Travailleur soupçonné de se droguer sur son lieu de travail : quand une faute grave n’est pas suffisamment prouvée… elle part en fumée !
drogue sur le lieu de travail


Dans un récent arrêt du 4 août 2025, la Cour du travail de Bruxelles a eu à connaître du cas d’un travailleur licencié pour faute grave en raison « d’une forte odeur de fumée » …

𝑸𝒖𝒆𝒍𝒔 𝒆́𝒕𝒂𝒊𝒆𝒏𝒕 𝒍𝒆𝒔 𝒇𝒂𝒊𝒕𝒔 ?

Un employeur a licencié un travailleur pour motif grave, en invoquant l’usage de cannabis pendant le temps de travail, sur le lieu de travail.

Selon l’employeur, le travailleur serait resté enfermé près de 25 minutes dans les toilettes, après quoi une forte odeur de cannabis aurait été constatée. Le travailleur aurait ensuite repris son poste comme si de rien n’était.

Pour étayer la faute grave, l’employeur a produit trois témoignages écrits, émanant:
– du supérieur hiérarchique,
– d’un autre superviseur,
– d’une collègue.

Selon ces témoignages :
– Une odeur très marquée de cannabis était présente dans les toilettes,
– Le travailleur était le seul à avoir occupé les lieux juste avant,
– Plusieurs collègues avaient reconnu cette odeur comme étant du cannabis,
– L’un d’eux avait aperçu des restes de tabac autour de la cuvette.

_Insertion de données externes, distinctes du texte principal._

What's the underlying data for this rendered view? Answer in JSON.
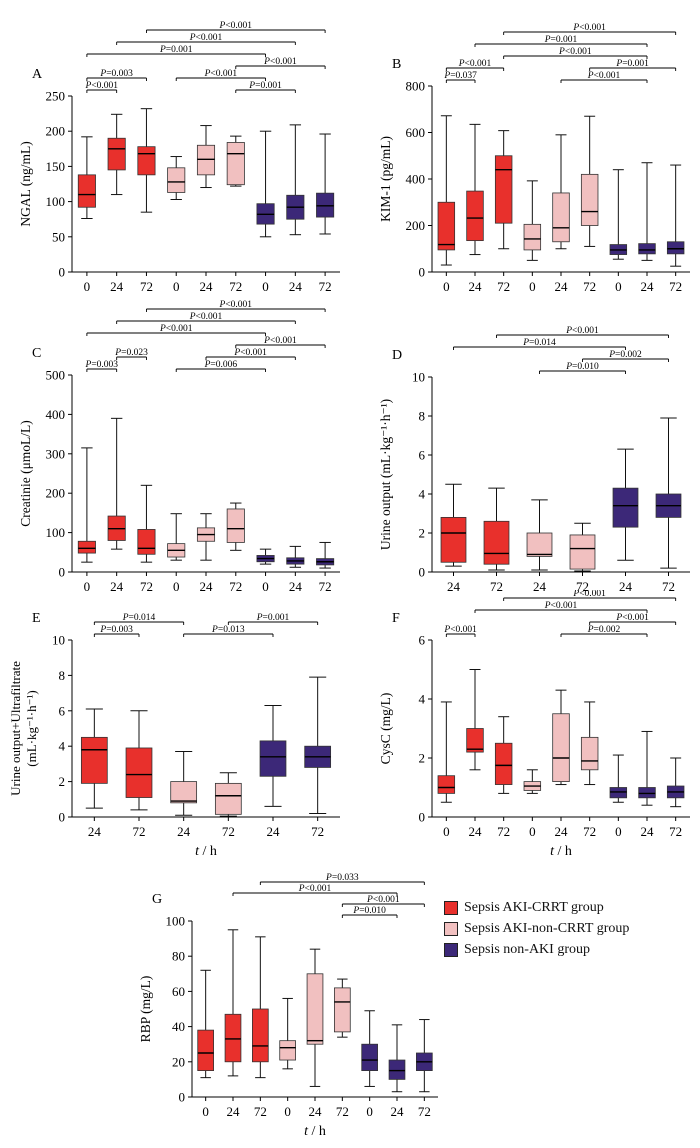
{
  "colors": {
    "crrt": "#e8302c",
    "noncrrt": "#f1c0c0",
    "nonaki": "#3c2878"
  },
  "legend": [
    {
      "label": "Sepsis AKI-CRRT group",
      "color": "#e8302c"
    },
    {
      "label": "Sepsis AKI-non-CRRT group",
      "color": "#f1c0c0"
    },
    {
      "label": "Sepsis non-AKI group",
      "color": "#3c2878"
    }
  ],
  "chart_data": [
    {
      "panel": "A",
      "type": "box",
      "ylabel": "NGAL (ng/mL)",
      "xlabel": "t / h",
      "ylim": [
        0,
        250
      ],
      "yticks": [
        0,
        50,
        100,
        150,
        200,
        250
      ],
      "categories": [
        "0",
        "24",
        "72",
        "0",
        "24",
        "72",
        "0",
        "24",
        "72"
      ],
      "groups": [
        "crrt",
        "crrt",
        "crrt",
        "noncrrt",
        "noncrrt",
        "noncrrt",
        "nonaki",
        "nonaki",
        "nonaki"
      ],
      "boxes": [
        {
          "min": 76,
          "q1": 92,
          "median": 110,
          "q3": 138,
          "max": 192
        },
        {
          "min": 110,
          "q1": 145,
          "median": 175,
          "q3": 190,
          "max": 224
        },
        {
          "min": 85,
          "q1": 138,
          "median": 168,
          "q3": 178,
          "max": 232
        },
        {
          "min": 103,
          "q1": 113,
          "median": 128,
          "q3": 148,
          "max": 164
        },
        {
          "min": 120,
          "q1": 138,
          "median": 160,
          "q3": 180,
          "max": 208
        },
        {
          "min": 122,
          "q1": 124,
          "median": 168,
          "q3": 184,
          "max": 193
        },
        {
          "min": 50,
          "q1": 68,
          "median": 82,
          "q3": 97,
          "max": 200
        },
        {
          "min": 53,
          "q1": 75,
          "median": 92,
          "q3": 109,
          "max": 209
        },
        {
          "min": 54,
          "q1": 78,
          "median": 94,
          "q3": 112,
          "max": 196
        }
      ],
      "comparisons": [
        {
          "from": 0,
          "to": 1,
          "label": "P<0.001"
        },
        {
          "from": 0,
          "to": 2,
          "label": "P=0.003"
        },
        {
          "from": 3,
          "to": 6,
          "label": "P<0.001"
        },
        {
          "from": 5,
          "to": 7,
          "label": "P=0.001"
        },
        {
          "from": 5,
          "to": 8,
          "label": "P<0.001"
        },
        {
          "from": 0,
          "to": 6,
          "label": "P=0.001"
        },
        {
          "from": 1,
          "to": 7,
          "label": "P<0.001"
        },
        {
          "from": 2,
          "to": 8,
          "label": "P<0.001"
        }
      ]
    },
    {
      "panel": "B",
      "type": "box",
      "ylabel": "KIM-1 (pg/mL)",
      "xlabel": "t / h",
      "ylim": [
        0,
        800
      ],
      "yticks": [
        0,
        200,
        400,
        600,
        800
      ],
      "categories": [
        "0",
        "24",
        "72",
        "0",
        "24",
        "72",
        "0",
        "24",
        "72"
      ],
      "groups": [
        "crrt",
        "crrt",
        "crrt",
        "noncrrt",
        "noncrrt",
        "noncrrt",
        "nonaki",
        "nonaki",
        "nonaki"
      ],
      "boxes": [
        {
          "min": 30,
          "q1": 95,
          "median": 118,
          "q3": 300,
          "max": 672
        },
        {
          "min": 75,
          "q1": 135,
          "median": 232,
          "q3": 348,
          "max": 635
        },
        {
          "min": 100,
          "q1": 210,
          "median": 440,
          "q3": 500,
          "max": 608
        },
        {
          "min": 50,
          "q1": 95,
          "median": 142,
          "q3": 205,
          "max": 392
        },
        {
          "min": 100,
          "q1": 130,
          "median": 190,
          "q3": 340,
          "max": 590
        },
        {
          "min": 110,
          "q1": 200,
          "median": 260,
          "q3": 420,
          "max": 670
        },
        {
          "min": 55,
          "q1": 75,
          "median": 95,
          "q3": 118,
          "max": 440
        },
        {
          "min": 50,
          "q1": 78,
          "median": 95,
          "q3": 122,
          "max": 470
        },
        {
          "min": 25,
          "q1": 78,
          "median": 100,
          "q3": 130,
          "max": 460
        }
      ],
      "comparisons": [
        {
          "from": 0,
          "to": 1,
          "label": "P=0.037"
        },
        {
          "from": 0,
          "to": 2,
          "label": "P<0.001"
        },
        {
          "from": 4,
          "to": 7,
          "label": "P<0.001"
        },
        {
          "from": 5,
          "to": 8,
          "label": "P=0.001"
        },
        {
          "from": 1,
          "to": 7,
          "label": "P=0.001"
        },
        {
          "from": 2,
          "to": 7,
          "label": "P<0.001"
        },
        {
          "from": 2,
          "to": 8,
          "label": "P<0.001"
        }
      ]
    },
    {
      "panel": "C",
      "type": "box",
      "ylabel": "Creatinie (μmoL/L)",
      "xlabel": "t / h",
      "ylim": [
        0,
        500
      ],
      "yticks": [
        0,
        100,
        200,
        300,
        400,
        500
      ],
      "categories": [
        "0",
        "24",
        "72",
        "0",
        "24",
        "72",
        "0",
        "24",
        "72"
      ],
      "groups": [
        "crrt",
        "crrt",
        "crrt",
        "noncrrt",
        "noncrrt",
        "noncrrt",
        "nonaki",
        "nonaki",
        "nonaki"
      ],
      "boxes": [
        {
          "min": 25,
          "q1": 48,
          "median": 60,
          "q3": 78,
          "max": 315
        },
        {
          "min": 58,
          "q1": 80,
          "median": 110,
          "q3": 142,
          "max": 390
        },
        {
          "min": 25,
          "q1": 45,
          "median": 60,
          "q3": 108,
          "max": 220
        },
        {
          "min": 30,
          "q1": 38,
          "median": 55,
          "q3": 72,
          "max": 148
        },
        {
          "min": 30,
          "q1": 78,
          "median": 95,
          "q3": 112,
          "max": 148
        },
        {
          "min": 55,
          "q1": 75,
          "median": 110,
          "q3": 160,
          "max": 175
        },
        {
          "min": 20,
          "q1": 26,
          "median": 34,
          "q3": 42,
          "max": 58
        },
        {
          "min": 12,
          "q1": 20,
          "median": 28,
          "q3": 36,
          "max": 65
        },
        {
          "min": 10,
          "q1": 18,
          "median": 26,
          "q3": 34,
          "max": 75
        }
      ],
      "comparisons": [
        {
          "from": 0,
          "to": 1,
          "label": "P=0.003"
        },
        {
          "from": 1,
          "to": 2,
          "label": "P=0.023"
        },
        {
          "from": 3,
          "to": 6,
          "label": "P=0.006"
        },
        {
          "from": 4,
          "to": 7,
          "label": "P<0.001"
        },
        {
          "from": 5,
          "to": 8,
          "label": "P<0.001"
        },
        {
          "from": 0,
          "to": 6,
          "label": "P<0.001"
        },
        {
          "from": 1,
          "to": 7,
          "label": "P<0.001"
        },
        {
          "from": 2,
          "to": 8,
          "label": "P<0.001"
        }
      ]
    },
    {
      "panel": "D",
      "type": "box",
      "ylabel": "Urine output  (mL·kg⁻¹·h⁻¹)",
      "xlabel": "t / h",
      "ylim": [
        0,
        10
      ],
      "yticks": [
        0,
        2,
        4,
        6,
        8,
        10
      ],
      "categories": [
        "24",
        "72",
        "24",
        "72",
        "24",
        "72"
      ],
      "groups": [
        "crrt",
        "crrt",
        "noncrrt",
        "noncrrt",
        "nonaki",
        "nonaki"
      ],
      "boxes": [
        {
          "min": 0.3,
          "q1": 0.5,
          "median": 2.0,
          "q3": 2.8,
          "max": 4.5
        },
        {
          "min": 0.1,
          "q1": 0.4,
          "median": 0.95,
          "q3": 2.6,
          "max": 4.3
        },
        {
          "min": 0.1,
          "q1": 0.8,
          "median": 0.9,
          "q3": 2.0,
          "max": 3.7
        },
        {
          "min": 0.05,
          "q1": 0.15,
          "median": 1.2,
          "q3": 1.9,
          "max": 2.5
        },
        {
          "min": 0.6,
          "q1": 2.3,
          "median": 3.4,
          "q3": 4.3,
          "max": 6.3
        },
        {
          "min": 0.2,
          "q1": 2.8,
          "median": 3.4,
          "q3": 4.0,
          "max": 7.9
        }
      ],
      "comparisons": [
        {
          "from": 2,
          "to": 4,
          "label": "P=0.010"
        },
        {
          "from": 3,
          "to": 5,
          "label": "P=0.002"
        },
        {
          "from": 0,
          "to": 4,
          "label": "P=0.014"
        },
        {
          "from": 1,
          "to": 5,
          "label": "P<0.001"
        }
      ]
    },
    {
      "panel": "E",
      "type": "box",
      "ylabel": "Urine output+Ultrafiltrate (mL·kg⁻¹·h⁻¹)",
      "xlabel": "t / h",
      "ylim": [
        0,
        10
      ],
      "yticks": [
        0,
        2,
        4,
        6,
        8,
        10
      ],
      "categories": [
        "24",
        "72",
        "24",
        "72",
        "24",
        "72"
      ],
      "groups": [
        "crrt",
        "crrt",
        "noncrrt",
        "noncrrt",
        "nonaki",
        "nonaki"
      ],
      "boxes": [
        {
          "min": 0.5,
          "q1": 1.9,
          "median": 3.8,
          "q3": 4.5,
          "max": 6.1
        },
        {
          "min": 0.4,
          "q1": 1.1,
          "median": 2.4,
          "q3": 3.9,
          "max": 6.0
        },
        {
          "min": 0.1,
          "q1": 0.8,
          "median": 0.9,
          "q3": 2.0,
          "max": 3.7
        },
        {
          "min": 0.05,
          "q1": 0.15,
          "median": 1.2,
          "q3": 1.9,
          "max": 2.5
        },
        {
          "min": 0.6,
          "q1": 2.3,
          "median": 3.4,
          "q3": 4.3,
          "max": 6.3
        },
        {
          "min": 0.2,
          "q1": 2.8,
          "median": 3.4,
          "q3": 4.0,
          "max": 7.9
        }
      ],
      "comparisons": [
        {
          "from": 0,
          "to": 1,
          "label": "P=0.003"
        },
        {
          "from": 2,
          "to": 4,
          "label": "P=0.013"
        },
        {
          "from": 3,
          "to": 5,
          "label": "P=0.001"
        },
        {
          "from": 0,
          "to": 2,
          "label": "P=0.014"
        }
      ]
    },
    {
      "panel": "F",
      "type": "box",
      "ylabel": "CysC (mg/L)",
      "xlabel": "t / h",
      "ylim": [
        0,
        6
      ],
      "yticks": [
        0,
        2,
        4,
        6
      ],
      "categories": [
        "0",
        "24",
        "72",
        "0",
        "24",
        "72",
        "0",
        "24",
        "72"
      ],
      "groups": [
        "crrt",
        "crrt",
        "crrt",
        "noncrrt",
        "noncrrt",
        "noncrrt",
        "nonaki",
        "nonaki",
        "nonaki"
      ],
      "boxes": [
        {
          "min": 0.5,
          "q1": 0.8,
          "median": 1.0,
          "q3": 1.4,
          "max": 3.9
        },
        {
          "min": 1.6,
          "q1": 2.2,
          "median": 2.3,
          "q3": 3.0,
          "max": 5.0
        },
        {
          "min": 0.8,
          "q1": 1.1,
          "median": 1.75,
          "q3": 2.5,
          "max": 3.4
        },
        {
          "min": 0.8,
          "q1": 0.9,
          "median": 1.05,
          "q3": 1.2,
          "max": 1.6
        },
        {
          "min": 1.1,
          "q1": 1.2,
          "median": 2.0,
          "q3": 3.5,
          "max": 4.3
        },
        {
          "min": 1.1,
          "q1": 1.6,
          "median": 1.9,
          "q3": 2.7,
          "max": 3.9
        },
        {
          "min": 0.5,
          "q1": 0.65,
          "median": 0.85,
          "q3": 1.0,
          "max": 2.1
        },
        {
          "min": 0.4,
          "q1": 0.65,
          "median": 0.8,
          "q3": 1.0,
          "max": 2.9
        },
        {
          "min": 0.35,
          "q1": 0.65,
          "median": 0.85,
          "q3": 1.05,
          "max": 2.0
        }
      ],
      "comparisons": [
        {
          "from": 0,
          "to": 1,
          "label": "P<0.001"
        },
        {
          "from": 4,
          "to": 7,
          "label": "P=0.002"
        },
        {
          "from": 5,
          "to": 8,
          "label": "P<0.001"
        },
        {
          "from": 1,
          "to": 7,
          "label": "P<0.001"
        },
        {
          "from": 2,
          "to": 8,
          "label": "P<0.001"
        }
      ]
    },
    {
      "panel": "G",
      "type": "box",
      "ylabel": "RBP (mg/L)",
      "xlabel": "t / h",
      "ylim": [
        0,
        100
      ],
      "yticks": [
        0,
        20,
        40,
        60,
        80,
        100
      ],
      "categories": [
        "0",
        "24",
        "72",
        "0",
        "24",
        "72",
        "0",
        "24",
        "72"
      ],
      "groups": [
        "crrt",
        "crrt",
        "crrt",
        "noncrrt",
        "noncrrt",
        "noncrrt",
        "nonaki",
        "nonaki",
        "nonaki"
      ],
      "boxes": [
        {
          "min": 11,
          "q1": 15,
          "median": 25,
          "q3": 38,
          "max": 72
        },
        {
          "min": 12,
          "q1": 20,
          "median": 33,
          "q3": 47,
          "max": 95
        },
        {
          "min": 11,
          "q1": 20,
          "median": 29,
          "q3": 50,
          "max": 91
        },
        {
          "min": 16,
          "q1": 21,
          "median": 28,
          "q3": 32,
          "max": 56
        },
        {
          "min": 6,
          "q1": 30,
          "median": 32,
          "q3": 70,
          "max": 84
        },
        {
          "min": 34,
          "q1": 37,
          "median": 54,
          "q3": 62,
          "max": 67
        },
        {
          "min": 6,
          "q1": 15,
          "median": 21,
          "q3": 30,
          "max": 49
        },
        {
          "min": 3,
          "q1": 10,
          "median": 15,
          "q3": 21,
          "max": 41
        },
        {
          "min": 3,
          "q1": 15,
          "median": 20,
          "q3": 25,
          "max": 44
        }
      ],
      "comparisons": [
        {
          "from": 5,
          "to": 7,
          "label": "P=0.010"
        },
        {
          "from": 5,
          "to": 8,
          "label": "P<0.001"
        },
        {
          "from": 1,
          "to": 7,
          "label": "P<0.001"
        },
        {
          "from": 2,
          "to": 8,
          "label": "P=0.033"
        }
      ]
    }
  ]
}
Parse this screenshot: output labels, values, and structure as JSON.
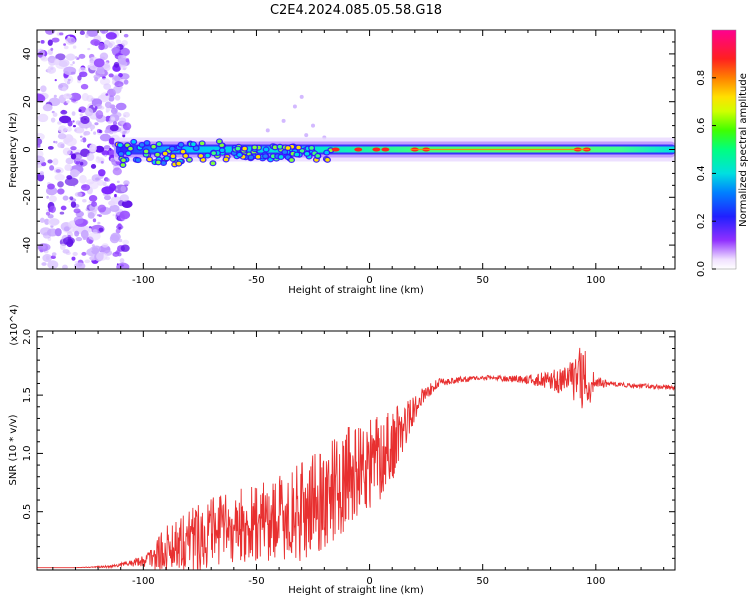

👉 Mais aucun témoin n’affirmait avoir vu le travailleur fumer.
👉 Aucun ne constatait non plus un comportement anormal, des signes d’intoxication ou une mise en danger immédiate.

Et surtout : ces témoignages provenaient exclusivement de travailleurs encore en service, placés sous l’autorité directe de l’employeur.

⚖️ 𝑸𝒖’𝒂 𝒅𝒊𝒕 𝒍𝒂 𝑪𝒐𝒖𝒓 𝒅𝒖 𝒕𝒓𝒂𝒗𝒂𝒊𝒍 𝒅𝒆 𝑩𝒓𝒖𝒙𝒆𝒍𝒍𝒆𝒔 ?

Selon la Cour :
🔵 Les témoignages de travailleurs subordonnés doivent être examinés avec une grande prudence
🔵 Le risque qu’ils aient voulu « faire plaisir » à l’employeur ou protéger leur propre emploi ne peut être exclu
🔵 Les déclarations ne respectaient pas les exigences formelles du Code judiciaire relatives aux déclarations de témoins
🔵 L’employeur n’a pas confronté immédiatement le travailleur aux accusations
🔵 Et surtout : une odeur, aussi forte soit-elle, ne constitue pas une preuve directe d’un comportement fautif précis

➡️ Conclusion : la faute grave a été considérée comme n’étant pas prouvée. Le licenciement a été requalifié, et l’employeur a été condamné au paiement d’une indemnité compensatoire de préavis.